What the election means to me: It is a battle for decency

SUMMER INTERN ALYANA Santillana
is a Middlebury
College student who
was born in The
Philippines and grew
up in California.

Summer intern Alyana Santillana is a Middlebury College student who was born in The Philippines and grew up in California.

For the better part of the past eight years, different aspects of my identity have been used as weapons in the tug-of-war between the two major factions of American politics.

On one hand, I grew up in the San Francisco Bay Area, in an upper middle-class suburb just minutes away from Vice President Kamala Harris. I hail from Filipino immigrants, who are celebrated for being healthcare workers and branded as the “good” immigrants coming into the country. I am educated, and I’ve long prided myself for using research and theory as a basis for my political opinions.

By most measures, every aspect of my upbringing would classify me and those around me as the so-called “Coastal Elite.”

On the other hand, parts of my identity also mirror the identities of those who have fallen for Trumpism. My family and I have been devout Christians for as long as I can remember, and I like to believe that my religious convictions have influenced my moral beliefs on politics and the world. The nature of Asian immigration to the United States made it so many of my fellow Asian immigrants subscribe to the idea of “pulling yourself up from your bootstraps” and the notion that hard work, and that alone, dictated one’s success in this country.

My life after 2016 was marked by numerous crises of identity, allegiance and morality.

“Does forming an opinion from the perspective of one aspect of identity undermine the other?’ I wondered.

Yes, politics, by nature, is complex. But today’s politics are an abomination.

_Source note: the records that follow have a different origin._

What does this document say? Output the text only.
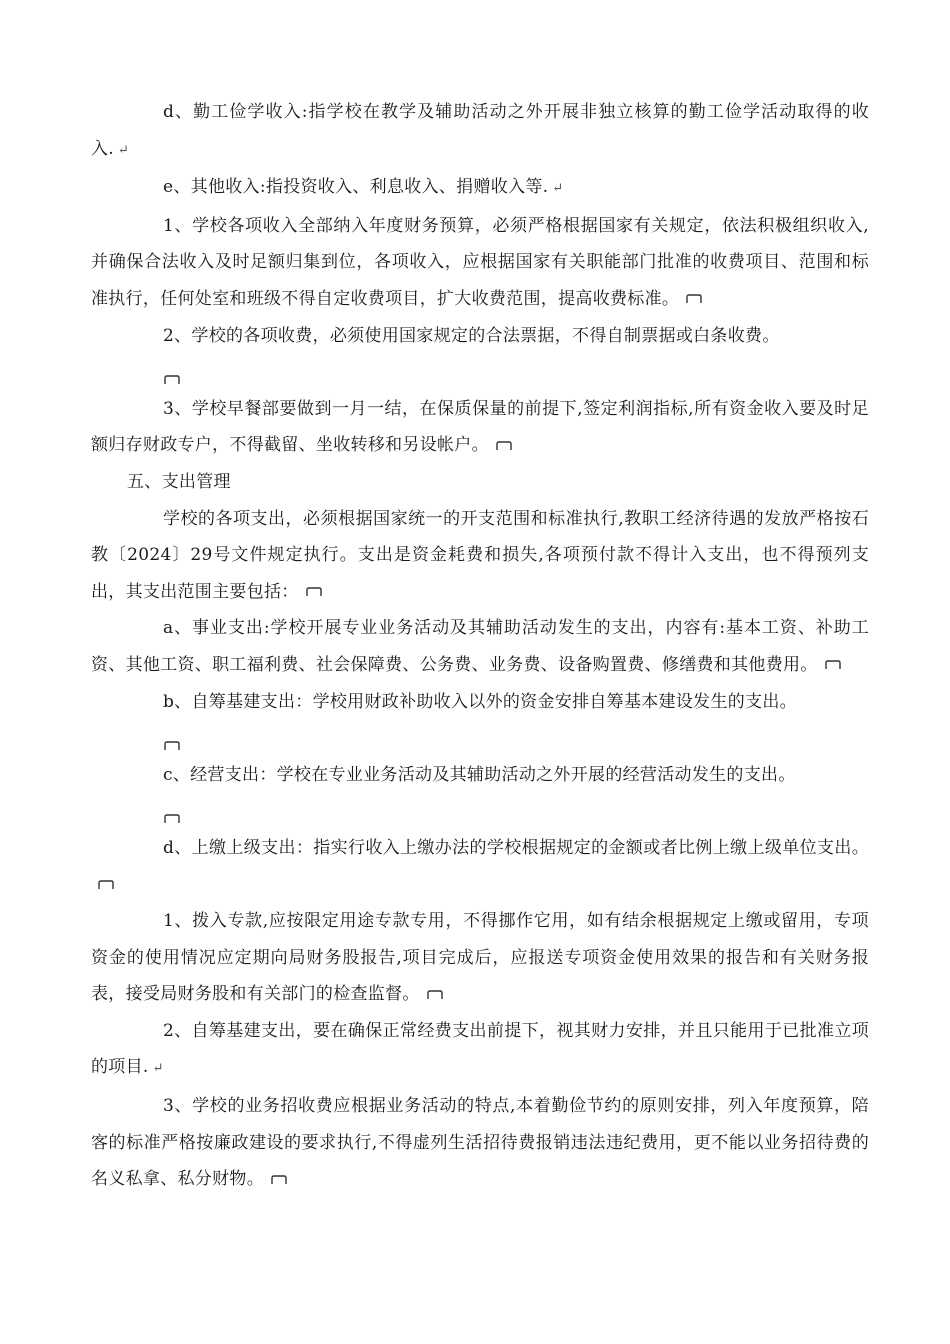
d、勤工俭学收入:指学校在教学及辅助活动之外开展非独立核算的勤工俭学活动取得的收入. ↵

e、其他收入:指投资收入、利息收入、捐赠收入等. ↵

1、学校各项收入全部纳入年度财务预算，必须严格根据国家有关规定，依法积极组织收入,并确保合法收入及时足额归集到位，各项收入，应根据国家有关职能部门批准的收费项目、范围和标准执行，任何处室和班级不得自定收费项目，扩大收费范围，提高收费标准。

2、学校的各项收费，必须使用国家规定的合法票据，不得自制票据或白条收费。

3、学校早餐部要做到一月一结，在保质保量的前提下,签定利润指标,所有资金收入要及时足额归存财政专户，不得截留、坐收转移和另设帐户。

五、支出管理

学校的各项支出，必须根据国家统一的开支范围和标准执行,教职工经济待遇的发放严格按石教〔2024〕29号文件规定执行。支出是资金耗费和损失,各项预付款不得计入支出，也不得预列支出，其支出范围主要包括：

a、事业支出:学校开展专业业务活动及其辅助活动发生的支出，内容有:基本工资、补助工资、其他工资、职工福利费、社会保障费、公务费、业务费、设备购置费、修缮费和其他费用。

b、自筹基建支出：学校用财政补助收入以外的资金安排自筹基本建设发生的支出。

c、经营支出：学校在专业业务活动及其辅助活动之外开展的经营活动发生的支出。

d、上缴上级支出：指实行收入上缴办法的学校根据规定的金额或者比例上缴上级单位支出。

1、拨入专款,应按限定用途专款专用，不得挪作它用，如有结余根据规定上缴或留用，专项资金的使用情况应定期向局财务股报告,项目完成后，应报送专项资金使用效果的报告和有关财务报表，接受局财务股和有关部门的检查监督。

2、自筹基建支出，要在确保正常经费支出前提下，视其财力安排，并且只能用于已批准立项的项目. ↵

3、学校的业务招收费应根据业务活动的特点,本着勤俭节约的原则安排，列入年度预算，陪客的标准严格按廉政建设的要求执行,不得虚列生活招待费报销违法违纪费用，更不能以业务招待费的名义私拿、私分财物。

Donald Trump and his rhetoric have forced the American people to choose between common sense and an extreme, far right ideology that is not what Conservatism used to be. No longer is the Republican Party the party of traditional family values, economic freedom and patriotism that those close to me had once subscribed to.

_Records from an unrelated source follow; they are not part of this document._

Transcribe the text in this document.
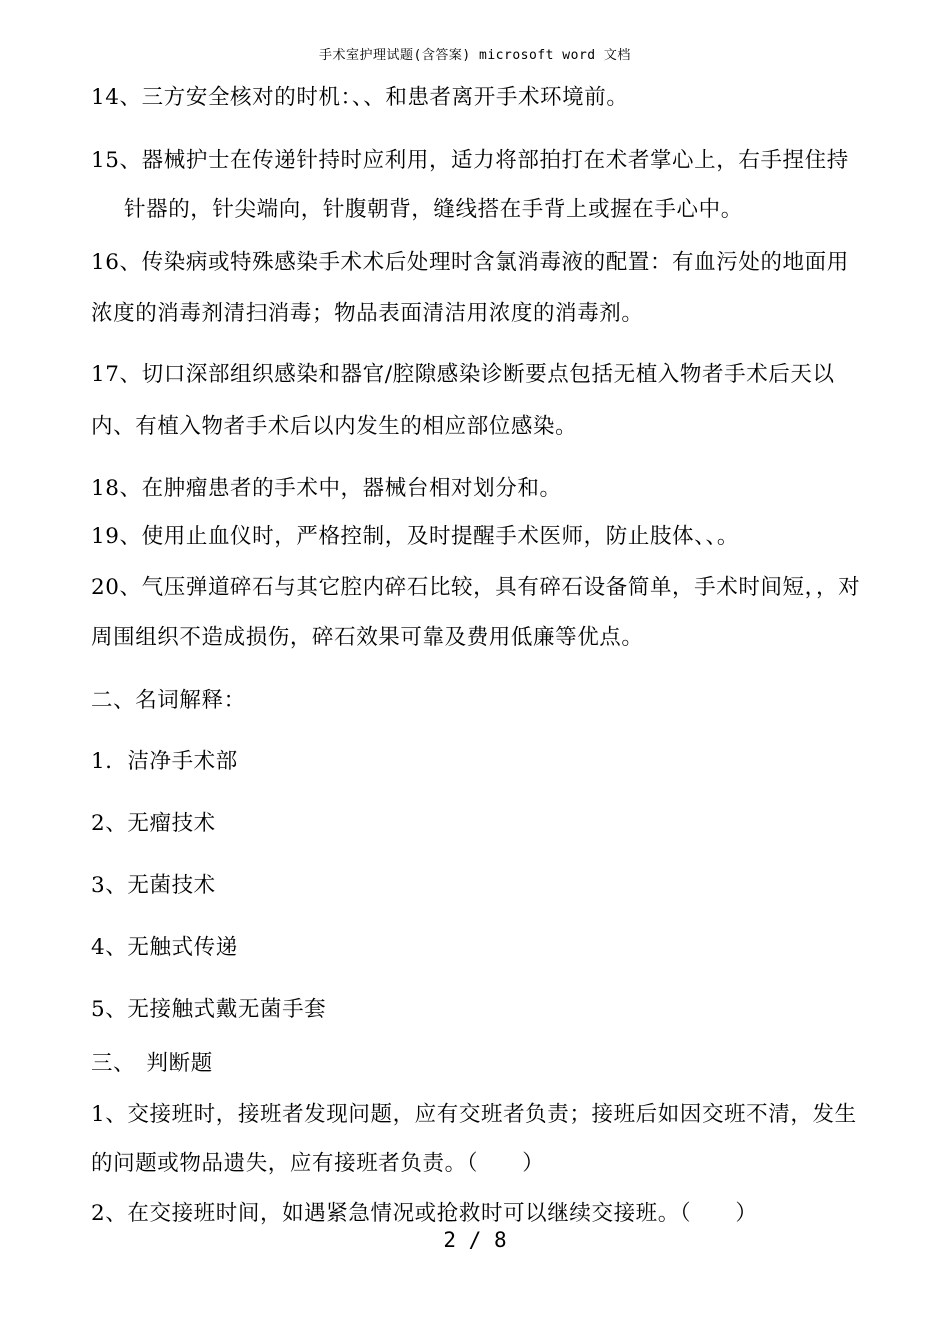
手术室护理试题(含答案) microsoft word 文档
14、三方安全核对的时机：、、和患者离开手术环境前。
15、器械护士在传递针持时应利用，适力将部拍打在术者掌心上，右手捏住持
针器的，针尖端向，针腹朝背，缝线搭在手背上或握在手心中。
16、传染病或特殊感染手术术后处理时含氯消毒液的配置：有血污处的地面用
浓度的消毒剂清扫消毒；物品表面清洁用浓度的消毒剂。
17、切口深部组织感染和器官/腔隙感染诊断要点包括无植入物者手术后天以
内、有植入物者手术后以内发生的相应部位感染。
18、在肿瘤患者的手术中，器械台相对划分和。
19、使用止血仪时，严格控制，及时提醒手术医师，防止肢体、、。
20、气压弹道碎石与其它腔内碎石比较，具有碎石设备简单，手术时间短，，对
周围组织不造成损伤，碎石效果可靠及费用低廉等优点。
二、名词解释：
1．洁净手术部
2、无瘤技术
3、无菌技术
4、无触式传递
5、无接触式戴无菌手套
三、　判断题
1、交接班时，接班者发现问题，应有交班者负责；接班后如因交班不清，发生
的问题或物品遗失，应有接班者负责。（　　）
2、在交接班时间，如遇紧急情况或抢救时可以继续交接班。（　　）
2 / 8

No, in its ruins, the contemporary Republican Party is one that idolizes a self-serving billionaire that brands himself as the Messiah to his working-class followers.

What I regret most about contemporary politics is the growing resentment between Americans and the absence of empathy and mutual understanding. I am not a “Coastal Elite,” nor am I a heathen who supports killing traditional values, nor am I a classist who wishes to see working class families suffer under capitalism.

I am a student who remembers being an eight-year-old kid practicing barricading the door to my third-grade classroom in preparation for a school shooting. I am a young woman who’s watched her college friends from Texas weep about their bodily autonomy be at the mercy of a corrupt Supreme Court. I am a Christian, who’s watched people weaponizing my faith in a loving Lord to stand in a street corner bearing a sign that says, “God Hates Gays.” I am a child of immigrants, who sees little difference between my family’s pursuit of the American Dream and those being detained at the border.

As for my affinity with the “other side,” Democratic Vice Presidential pick Tim Walz said it best, “They are not the enemy. They are my family. They are good people who feel like they’ve been left behind.”

I’ve long grappled with the fact that many of those I’ve grown up with are, in fact, Trump supporters. Not because they support his abysmal policies or because they’re racist, xenophobic or anything of the sort. It is because they’re working class, uneducated, vulnerable people who have long felt alienated by the rhetoric of the Democratic Party, which on the surface can be condescending and exude elements of classism.

In short, this is what the election means to me: In Kamala Harris I see a woman of color who has long been a champion for women and the middle class. Before she was Vice President Harris, she served as my U.S. Senator, my Attorney General and my District Attorney. She was the one who won thousands of dollars for homeowners in my region and forced accountability for law enforcement.

On a personal level, she is a fellow Bay Area Asian who takes pride in being from the birthplace of the Black Panther Party and the Disability Rights Movement and the hub for Student Activism. She is the daughter of immigrants who was taught the value of education and service from an early age.

In Tim Walz I see a former educator who’s dedicated his life to influencing the youth. Like many members of my family, he is a veteran and has made it a point in his political career to make life better for veterans. He is a Christian family man, who embodies Christian family values of community and compassion.

In Donald Trump and JD Vance I see two men who have weaponized the struggles of decent, everyday Americans who have traditionally turned to the Republican Party to be their advocates, now being coerced into supporting fascism.

In this election, I see an opportunity for this country to come back to itself, a country that celebrates diversity and opportunity. This is not a battle between liberals and conservatives or the elites and the working class. This is a battle for decency. This is our chance to again become a nation whose political divide is of policy, not identity and empathy. This is our chance to make America great again.